Мы с Чубинцом выпили ещё по кружке и закусили салом. Конечно, это не настоящее местное сало, однако здесь и на вокзале сало довольно вкусное.

– Мне сала нельзя, – сказал Чубинец, – от жирного давление повышается и суставы болят. Ноги у меня в ссылке простужены.

Я посмотрел на часы: у нас оставалось ещё минут двадцать – и попросил любезного, хорошо оплаченного официанта быстрее принести порцию яичницы с колбасой по-казатински, как значилось в меню. Яичница по-казатински была густо посыпана перцем, но Чубинцу это понравилось.

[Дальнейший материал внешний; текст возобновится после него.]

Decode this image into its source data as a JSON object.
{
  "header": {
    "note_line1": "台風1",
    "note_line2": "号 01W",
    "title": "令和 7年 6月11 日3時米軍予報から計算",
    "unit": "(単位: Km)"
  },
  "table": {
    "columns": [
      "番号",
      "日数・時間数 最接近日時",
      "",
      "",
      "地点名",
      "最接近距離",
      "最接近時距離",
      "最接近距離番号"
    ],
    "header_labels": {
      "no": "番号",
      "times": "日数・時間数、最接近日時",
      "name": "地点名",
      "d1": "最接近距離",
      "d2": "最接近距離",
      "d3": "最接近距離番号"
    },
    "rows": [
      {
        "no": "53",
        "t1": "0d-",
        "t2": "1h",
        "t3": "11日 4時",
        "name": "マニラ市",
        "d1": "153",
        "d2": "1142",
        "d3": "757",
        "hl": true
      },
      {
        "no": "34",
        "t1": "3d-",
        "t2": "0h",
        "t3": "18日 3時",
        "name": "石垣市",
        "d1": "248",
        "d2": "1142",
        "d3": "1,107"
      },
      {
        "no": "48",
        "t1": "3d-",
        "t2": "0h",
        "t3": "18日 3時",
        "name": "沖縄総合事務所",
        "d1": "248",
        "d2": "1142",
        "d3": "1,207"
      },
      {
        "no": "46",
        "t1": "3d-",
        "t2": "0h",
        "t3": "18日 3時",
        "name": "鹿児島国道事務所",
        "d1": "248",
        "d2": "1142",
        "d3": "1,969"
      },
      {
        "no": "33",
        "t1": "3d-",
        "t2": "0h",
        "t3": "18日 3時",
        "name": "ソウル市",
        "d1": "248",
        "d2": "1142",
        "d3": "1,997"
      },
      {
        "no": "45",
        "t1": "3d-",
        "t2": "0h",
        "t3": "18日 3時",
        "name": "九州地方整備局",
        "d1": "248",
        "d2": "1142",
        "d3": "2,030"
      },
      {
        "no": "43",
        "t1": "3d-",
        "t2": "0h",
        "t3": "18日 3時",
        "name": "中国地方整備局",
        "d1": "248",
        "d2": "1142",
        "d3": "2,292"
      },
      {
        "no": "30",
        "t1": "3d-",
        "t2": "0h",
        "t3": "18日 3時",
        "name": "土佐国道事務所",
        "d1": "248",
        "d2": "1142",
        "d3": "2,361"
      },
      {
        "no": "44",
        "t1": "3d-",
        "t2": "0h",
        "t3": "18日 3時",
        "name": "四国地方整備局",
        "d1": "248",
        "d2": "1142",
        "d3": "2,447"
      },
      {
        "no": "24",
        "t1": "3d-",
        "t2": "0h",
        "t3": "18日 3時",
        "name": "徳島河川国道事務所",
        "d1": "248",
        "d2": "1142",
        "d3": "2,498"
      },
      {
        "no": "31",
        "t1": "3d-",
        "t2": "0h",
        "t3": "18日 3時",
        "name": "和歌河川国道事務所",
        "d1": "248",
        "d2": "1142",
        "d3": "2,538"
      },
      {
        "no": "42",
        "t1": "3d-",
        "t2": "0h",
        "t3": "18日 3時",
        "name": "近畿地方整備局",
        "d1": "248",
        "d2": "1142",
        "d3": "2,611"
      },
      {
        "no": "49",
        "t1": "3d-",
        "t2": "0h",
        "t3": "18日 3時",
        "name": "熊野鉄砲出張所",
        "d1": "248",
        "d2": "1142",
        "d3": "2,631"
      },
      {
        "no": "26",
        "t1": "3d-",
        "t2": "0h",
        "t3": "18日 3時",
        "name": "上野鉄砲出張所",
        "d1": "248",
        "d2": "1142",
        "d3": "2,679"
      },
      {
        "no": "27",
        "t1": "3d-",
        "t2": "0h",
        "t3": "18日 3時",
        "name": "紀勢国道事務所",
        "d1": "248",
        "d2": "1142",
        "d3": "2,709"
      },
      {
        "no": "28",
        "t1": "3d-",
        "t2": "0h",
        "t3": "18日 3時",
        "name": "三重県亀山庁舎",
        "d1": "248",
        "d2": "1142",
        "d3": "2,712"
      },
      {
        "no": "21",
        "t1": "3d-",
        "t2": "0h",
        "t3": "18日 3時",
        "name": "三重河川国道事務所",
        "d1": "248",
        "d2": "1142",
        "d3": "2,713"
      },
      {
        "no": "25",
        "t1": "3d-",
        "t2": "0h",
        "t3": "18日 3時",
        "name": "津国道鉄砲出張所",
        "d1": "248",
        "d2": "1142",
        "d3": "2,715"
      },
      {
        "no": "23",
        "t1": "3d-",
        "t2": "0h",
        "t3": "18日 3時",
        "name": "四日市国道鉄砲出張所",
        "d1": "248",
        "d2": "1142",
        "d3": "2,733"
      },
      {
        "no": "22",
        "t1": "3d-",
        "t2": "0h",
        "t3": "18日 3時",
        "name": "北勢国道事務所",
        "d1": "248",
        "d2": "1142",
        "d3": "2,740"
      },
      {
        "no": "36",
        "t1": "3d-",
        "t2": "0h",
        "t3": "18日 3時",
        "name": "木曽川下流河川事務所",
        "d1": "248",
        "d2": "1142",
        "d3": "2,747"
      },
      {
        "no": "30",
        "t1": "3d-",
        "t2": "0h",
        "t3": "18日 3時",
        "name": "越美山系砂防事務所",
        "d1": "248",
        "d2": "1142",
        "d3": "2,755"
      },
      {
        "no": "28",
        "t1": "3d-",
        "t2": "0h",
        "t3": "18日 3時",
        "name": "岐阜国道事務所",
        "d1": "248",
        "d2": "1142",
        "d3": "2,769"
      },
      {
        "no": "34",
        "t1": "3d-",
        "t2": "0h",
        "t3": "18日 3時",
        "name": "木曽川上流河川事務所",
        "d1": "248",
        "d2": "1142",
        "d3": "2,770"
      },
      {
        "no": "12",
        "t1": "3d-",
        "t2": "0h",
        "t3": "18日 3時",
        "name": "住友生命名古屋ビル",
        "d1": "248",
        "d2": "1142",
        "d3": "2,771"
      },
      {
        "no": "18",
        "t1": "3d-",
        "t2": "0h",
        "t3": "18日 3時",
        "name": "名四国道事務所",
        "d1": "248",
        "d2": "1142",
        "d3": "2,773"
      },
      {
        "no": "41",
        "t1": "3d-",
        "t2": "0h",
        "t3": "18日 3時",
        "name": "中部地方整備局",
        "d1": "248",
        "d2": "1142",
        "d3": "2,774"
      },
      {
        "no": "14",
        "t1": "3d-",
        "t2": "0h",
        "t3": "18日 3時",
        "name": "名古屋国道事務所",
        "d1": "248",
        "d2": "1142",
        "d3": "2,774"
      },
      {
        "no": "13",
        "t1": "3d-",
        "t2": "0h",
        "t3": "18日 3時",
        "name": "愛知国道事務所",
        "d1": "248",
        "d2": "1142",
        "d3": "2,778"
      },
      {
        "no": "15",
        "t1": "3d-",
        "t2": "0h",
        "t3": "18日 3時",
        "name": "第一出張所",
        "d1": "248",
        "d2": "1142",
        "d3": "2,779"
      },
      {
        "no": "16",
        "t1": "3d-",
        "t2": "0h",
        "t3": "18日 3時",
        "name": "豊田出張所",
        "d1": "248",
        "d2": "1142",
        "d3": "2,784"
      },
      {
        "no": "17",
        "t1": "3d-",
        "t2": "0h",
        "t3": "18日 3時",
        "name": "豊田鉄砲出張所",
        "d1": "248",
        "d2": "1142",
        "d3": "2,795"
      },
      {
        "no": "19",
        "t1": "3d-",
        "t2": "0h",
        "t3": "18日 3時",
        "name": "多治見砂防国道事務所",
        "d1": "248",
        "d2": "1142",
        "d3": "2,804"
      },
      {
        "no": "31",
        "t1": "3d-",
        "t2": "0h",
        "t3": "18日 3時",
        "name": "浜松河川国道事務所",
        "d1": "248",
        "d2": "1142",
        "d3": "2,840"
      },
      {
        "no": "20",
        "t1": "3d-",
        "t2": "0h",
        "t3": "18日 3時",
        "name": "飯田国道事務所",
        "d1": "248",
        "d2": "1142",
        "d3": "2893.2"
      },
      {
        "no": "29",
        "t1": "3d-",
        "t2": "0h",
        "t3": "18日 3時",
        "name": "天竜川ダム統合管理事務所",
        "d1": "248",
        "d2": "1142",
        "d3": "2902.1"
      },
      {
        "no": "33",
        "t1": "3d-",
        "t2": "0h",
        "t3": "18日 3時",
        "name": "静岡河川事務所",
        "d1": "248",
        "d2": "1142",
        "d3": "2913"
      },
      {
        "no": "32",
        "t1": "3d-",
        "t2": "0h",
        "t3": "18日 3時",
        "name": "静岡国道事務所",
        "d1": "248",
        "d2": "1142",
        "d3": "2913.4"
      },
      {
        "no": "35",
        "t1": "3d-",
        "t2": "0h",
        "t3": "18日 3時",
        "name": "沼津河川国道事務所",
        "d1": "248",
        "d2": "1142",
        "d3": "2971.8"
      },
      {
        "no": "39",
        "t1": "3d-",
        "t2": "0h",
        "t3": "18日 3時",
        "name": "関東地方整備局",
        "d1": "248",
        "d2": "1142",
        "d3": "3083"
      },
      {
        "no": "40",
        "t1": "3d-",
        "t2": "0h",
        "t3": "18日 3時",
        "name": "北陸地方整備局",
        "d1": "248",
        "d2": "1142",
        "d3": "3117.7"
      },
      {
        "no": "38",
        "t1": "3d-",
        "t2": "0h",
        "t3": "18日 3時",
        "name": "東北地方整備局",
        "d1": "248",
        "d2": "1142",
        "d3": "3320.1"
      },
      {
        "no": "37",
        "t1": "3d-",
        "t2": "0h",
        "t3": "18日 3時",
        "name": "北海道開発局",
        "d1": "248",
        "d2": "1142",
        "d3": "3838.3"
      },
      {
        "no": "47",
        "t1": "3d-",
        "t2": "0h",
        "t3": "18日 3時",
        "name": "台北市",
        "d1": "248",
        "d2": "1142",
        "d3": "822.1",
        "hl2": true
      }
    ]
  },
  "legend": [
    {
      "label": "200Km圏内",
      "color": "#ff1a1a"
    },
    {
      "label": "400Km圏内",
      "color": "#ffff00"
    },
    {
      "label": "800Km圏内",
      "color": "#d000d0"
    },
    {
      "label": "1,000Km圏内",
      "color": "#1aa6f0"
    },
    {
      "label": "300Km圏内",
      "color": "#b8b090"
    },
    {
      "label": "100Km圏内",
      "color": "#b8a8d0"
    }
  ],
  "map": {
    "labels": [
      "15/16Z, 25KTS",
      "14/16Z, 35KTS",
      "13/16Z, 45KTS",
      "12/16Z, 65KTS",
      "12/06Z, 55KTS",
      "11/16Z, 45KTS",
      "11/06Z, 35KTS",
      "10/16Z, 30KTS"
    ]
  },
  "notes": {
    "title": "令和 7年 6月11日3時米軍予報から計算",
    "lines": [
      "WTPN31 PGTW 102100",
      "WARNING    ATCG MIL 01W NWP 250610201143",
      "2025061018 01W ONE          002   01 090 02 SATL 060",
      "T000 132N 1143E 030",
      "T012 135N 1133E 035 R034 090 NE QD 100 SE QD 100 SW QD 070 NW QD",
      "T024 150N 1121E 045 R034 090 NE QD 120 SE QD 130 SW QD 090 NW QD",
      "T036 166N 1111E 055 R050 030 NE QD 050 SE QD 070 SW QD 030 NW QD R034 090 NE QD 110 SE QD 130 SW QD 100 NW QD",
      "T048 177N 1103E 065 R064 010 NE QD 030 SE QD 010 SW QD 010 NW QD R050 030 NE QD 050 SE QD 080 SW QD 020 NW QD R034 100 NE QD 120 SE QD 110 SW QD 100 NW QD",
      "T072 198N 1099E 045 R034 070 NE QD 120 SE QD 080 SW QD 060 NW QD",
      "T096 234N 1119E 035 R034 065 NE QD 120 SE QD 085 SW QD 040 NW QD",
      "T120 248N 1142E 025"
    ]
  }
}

– Сейчас жизнь, конечно, лучше стала, – говорил он, жадно, по-голодному жуя, – в прошлом году жена, как работник финотдела, получила квартиру в две комнаты. Кухня неплохая, туалет с ванной. Однако дом возле автопарка и элеватора. День и ночь гудит и скрипит. Пробовали меняться, никто не хочет, а жить там нельзя. Нервы не выдерживают.

– Давайте быстрей, Олесь, – сказал я, – допьём пиво, а то опоздаем.

Выбрал я столик специально у окна, откуда видна была киевская платформа и почтовый вагон нашего поезда, из которого выгружали ящики и тюки. Работа была в разгаре, и по кружке ещё вполне можно было употребить. Мы опрокинули по одной, вытерли с губ пену и когда одновременно глянули в окно, то оказалось – работа по сортировке почти завершена, почта уложена на тележку и катит по платформе, а поезд наш тоже медленно движется мимо платформы. Мы с Чубинцом вскочили и выбежали… Выбежали – это я, конечно, шучу. Вам приходилось когда-нибудь догонять свой поезд, когда партнёр ваш хромой? Если б я сам побежал изо всех сил, на своих достаточно крепких ногах, то, пожалуй, успел бы вскочить в последний вагон. Но в знак солидарности с соавтором я просто оказался рядом с ним на платформе, провожая взглядом последний вагон, который нервно постукивал на стрелках.

Я не претендую на новизну ситуации, ситуацию эту часто эксплуатировали в кинокомедиях, тем более что Чубинец стоял с зажатой в руке ресторанной вилкой. Чубинец сразу заволновался, начал трясти палкой и угрожать какими-то жалобами на казатинское железнодорожное начальство. Однако я не потерял хладнокровия.